Referring now to FIG. 4, another embodiment of the auxiliary feed unit is depicted generally at 201. The construction and operation of auxiliary feed unit 201 is generally similar to auxiliary feed unit 101 with the major difference being that unit 201 has an angled frame 203 so that the conveyor path is more compact, which in turn allows the unit 201 to be located within the cabinetry of the print on demand book publishing system 1 rather than being a separate unit positioned between the printer 3 and the POD system 1. Unit 201 also has an upper frame 205 and a lower frame 207 joined together by angled frame members 208. It will be understood that by substituting different frame members 208 of different lengths and different angles that the height of the unit 201 may be readily changed. In FIG. 4, reference characters 203, 205, 207 etc. in unit 201 have a similar function as members 103, 105, 107 etc. in unit 101 and thus will not be described in detail.
As above described, the conveying devices 115, 117 and 119 that constitute a portion of conveyor path were shown to be pairs of conveyor belts having face-to-face belt reaches that gripped a sheet as it was discharged from the outlet O of printer 3 and conveyed the sheet to the inlet of POD apparatus 1. Those skilled in the art will recognize that the conveying devices need not be pairs of belts, but instead could be gangs of cooperating rollers (not shown). Each gang of rollers has a plurality of pairs of rollers where one of the pair is a driven roller driven at the same surface speed as the other driven rollers of all of the gangs. In that manner, all of the idler rollers are driven at the same speed as the driven rollers. In this manner, the driven rollers and the idler rollers in all of the gangs of rollers are driven in the same direction at the same surface speed. The driven rollers of each of conveying devices or gangs of rollers are driven by a common drive motor so that each of the driven rollers is driven at the same surface speed. Each pair of driven and idler rollers form a nip therebetween into which the leading edge of each sheet is fed so that the sheet my be conveyed by the rollers from outlet O of the printer to the sheet infeed 111 of the POD apparatus 1.

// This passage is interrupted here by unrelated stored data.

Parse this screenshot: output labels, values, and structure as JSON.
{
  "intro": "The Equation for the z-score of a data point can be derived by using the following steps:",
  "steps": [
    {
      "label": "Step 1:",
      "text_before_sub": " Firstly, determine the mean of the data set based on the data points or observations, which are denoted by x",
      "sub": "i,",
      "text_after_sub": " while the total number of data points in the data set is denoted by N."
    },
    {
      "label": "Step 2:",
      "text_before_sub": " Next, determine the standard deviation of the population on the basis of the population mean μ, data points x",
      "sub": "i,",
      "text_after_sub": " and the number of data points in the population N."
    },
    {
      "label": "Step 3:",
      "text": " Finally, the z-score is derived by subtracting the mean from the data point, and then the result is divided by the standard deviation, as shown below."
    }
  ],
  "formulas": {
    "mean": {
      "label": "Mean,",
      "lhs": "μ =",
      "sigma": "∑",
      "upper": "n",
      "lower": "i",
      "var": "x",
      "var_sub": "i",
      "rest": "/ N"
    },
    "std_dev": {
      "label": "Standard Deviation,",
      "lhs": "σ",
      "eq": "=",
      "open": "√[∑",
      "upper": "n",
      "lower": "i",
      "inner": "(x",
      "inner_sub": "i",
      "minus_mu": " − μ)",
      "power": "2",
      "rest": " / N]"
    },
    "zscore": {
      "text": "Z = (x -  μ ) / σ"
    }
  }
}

While the auxiliary feed units 101 and 201 of this disclosure were described in regard to feeding sheets of paper to a POD book printing and binding apparatus, it will be understood that these auxiliary feed units 101 may be used in conjunction with any sheet processing device that receives sheets of paper from a printer or other device.
As various changes could be made in the above constructions without departing from the broad scope of the invention, it is intended that all matter contained in the above description or shown in the accompanying drawings shall be interpreted as illustrative and not in a limiting sense.